Direction de programme : Technologies du temps : accélération et limites

Résumé : Quelle temporalité caractérise notre époque ? Il est évident que nous ne sommes plus dans la perspective moderne d’une histoire finalisée vers l’achèvement d’un projet à vocation universelle, cependant, nous ne sommes pas non plus dans l’impasse postmoderne, dans le présent interminable de la fin de l’histoire. Notre perception du temps dépend de ce que l’on appelle le « risque existentiel » qui ne correspond pas à la probabilité, calculée, de l’extinction de l’espèce humaine. Cependant, notre présent n’est pas simplement le temps qui reste avant la fin du temps, mais il est le produit de l’accélération technologique et son idéal de simultanéité.
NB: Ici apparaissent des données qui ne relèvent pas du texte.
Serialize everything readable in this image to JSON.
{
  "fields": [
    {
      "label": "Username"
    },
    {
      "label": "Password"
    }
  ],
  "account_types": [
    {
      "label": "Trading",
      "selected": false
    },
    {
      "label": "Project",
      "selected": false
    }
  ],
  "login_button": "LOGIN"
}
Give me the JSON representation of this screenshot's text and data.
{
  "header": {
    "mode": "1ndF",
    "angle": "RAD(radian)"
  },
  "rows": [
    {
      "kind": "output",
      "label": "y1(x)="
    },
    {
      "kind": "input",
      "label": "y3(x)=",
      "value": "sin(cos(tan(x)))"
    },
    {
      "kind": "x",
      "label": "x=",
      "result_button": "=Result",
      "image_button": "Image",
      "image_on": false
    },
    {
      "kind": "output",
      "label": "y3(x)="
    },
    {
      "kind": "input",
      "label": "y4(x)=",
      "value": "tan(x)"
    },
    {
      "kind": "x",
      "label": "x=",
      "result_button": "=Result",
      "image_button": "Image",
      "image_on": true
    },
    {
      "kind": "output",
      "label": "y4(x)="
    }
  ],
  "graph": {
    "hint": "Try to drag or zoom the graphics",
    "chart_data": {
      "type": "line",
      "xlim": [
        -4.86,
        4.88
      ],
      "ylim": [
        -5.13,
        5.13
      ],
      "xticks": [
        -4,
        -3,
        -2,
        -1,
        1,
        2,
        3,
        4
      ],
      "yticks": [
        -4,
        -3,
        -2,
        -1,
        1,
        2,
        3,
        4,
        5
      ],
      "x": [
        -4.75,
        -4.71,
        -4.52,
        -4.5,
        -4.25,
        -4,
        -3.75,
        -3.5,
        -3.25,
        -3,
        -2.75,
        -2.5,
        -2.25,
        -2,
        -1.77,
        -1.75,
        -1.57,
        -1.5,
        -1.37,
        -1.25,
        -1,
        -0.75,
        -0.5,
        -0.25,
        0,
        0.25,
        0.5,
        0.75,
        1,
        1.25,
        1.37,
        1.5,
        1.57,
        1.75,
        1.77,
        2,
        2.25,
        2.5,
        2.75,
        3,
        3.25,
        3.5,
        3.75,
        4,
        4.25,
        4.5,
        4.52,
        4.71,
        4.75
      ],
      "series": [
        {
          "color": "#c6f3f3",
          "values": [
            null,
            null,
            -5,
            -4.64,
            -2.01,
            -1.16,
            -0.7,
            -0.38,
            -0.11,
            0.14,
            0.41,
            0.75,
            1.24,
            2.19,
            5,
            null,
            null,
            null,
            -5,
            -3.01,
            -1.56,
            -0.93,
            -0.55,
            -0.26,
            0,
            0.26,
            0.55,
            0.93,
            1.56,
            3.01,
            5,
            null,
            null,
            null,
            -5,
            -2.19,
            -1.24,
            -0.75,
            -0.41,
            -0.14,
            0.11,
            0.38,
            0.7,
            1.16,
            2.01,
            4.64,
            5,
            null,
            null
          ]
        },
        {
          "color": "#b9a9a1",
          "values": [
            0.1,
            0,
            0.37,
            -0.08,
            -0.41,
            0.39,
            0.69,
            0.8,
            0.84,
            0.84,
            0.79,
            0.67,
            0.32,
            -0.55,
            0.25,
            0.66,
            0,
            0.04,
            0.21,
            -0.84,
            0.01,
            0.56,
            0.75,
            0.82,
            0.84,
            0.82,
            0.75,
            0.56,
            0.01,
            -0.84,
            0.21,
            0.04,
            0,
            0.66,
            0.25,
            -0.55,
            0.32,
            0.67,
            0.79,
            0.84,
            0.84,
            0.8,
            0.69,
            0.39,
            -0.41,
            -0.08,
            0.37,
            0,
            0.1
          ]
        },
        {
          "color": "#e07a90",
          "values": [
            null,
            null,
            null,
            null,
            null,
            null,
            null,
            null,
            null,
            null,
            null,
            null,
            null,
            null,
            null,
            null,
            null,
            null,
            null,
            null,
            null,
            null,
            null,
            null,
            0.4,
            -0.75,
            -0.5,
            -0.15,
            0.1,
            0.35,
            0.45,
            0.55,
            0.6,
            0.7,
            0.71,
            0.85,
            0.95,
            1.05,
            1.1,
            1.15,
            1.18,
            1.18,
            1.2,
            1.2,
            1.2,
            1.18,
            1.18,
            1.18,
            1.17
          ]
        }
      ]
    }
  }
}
Comme Lyotard le soutenait, les techno-sciences sont des technologies du temps. Dans une première partie de la recherche, nous allons essayer de comprendre la manière dont notre présent sans futur est produit par l’accélération algorithmique dans la finance, l’apprentissage profond et les sciences des systèmes complexes (notamment l’écologie). Nous verrons de quelle manière cette perspective temporelle est soutenue, du point de vue philosophique, par l’approche inférentialiste (Sellars, Brandom) couplée à une théorie de la cognition fondée sur la statistique bayésienne. Dans la seconde partie de la recherche, nous mettrons en lumière les limites d’une telle approche qui se révèle incapable d’adresser un véritable futur, c’est-à-dire d’un possible qui n’est pas prévisible à partir des conditions (espace de phase) données. Nous nous tournerons ainsi vers la notion d’histoire développée par le structuralisme génétique français (Lautman, Cavaillès, Gueroult, Vuillemin, Deleuze) qui propose, contre la dialectique hégélienne, une dialectique fondée sur la logique transcendantale plutôt que sur les principes de la logique générale. Au lieu de résoudre les différences dans l’identité du concept en passant par la contradiction, il s’agit davantage de montrer la puissance génératrice de la différence et les processus hétérogènes et discontinus d’individuation qu’elle laisse s’actualiser d’une manière contingente, c’est-à-dire imprévisible. Nous essaierons donc de comprendre la temporalité
qui caractérise notre époque sur la base de la complémentarité des deux approches : l’une visant à connaître le présent en tant qu'ensemble de possibles, et l’autre visant à la production d’un futur qui apparaît comme échappant au calcul des probabilités, autrement dit, comme un nouvel espace du possible.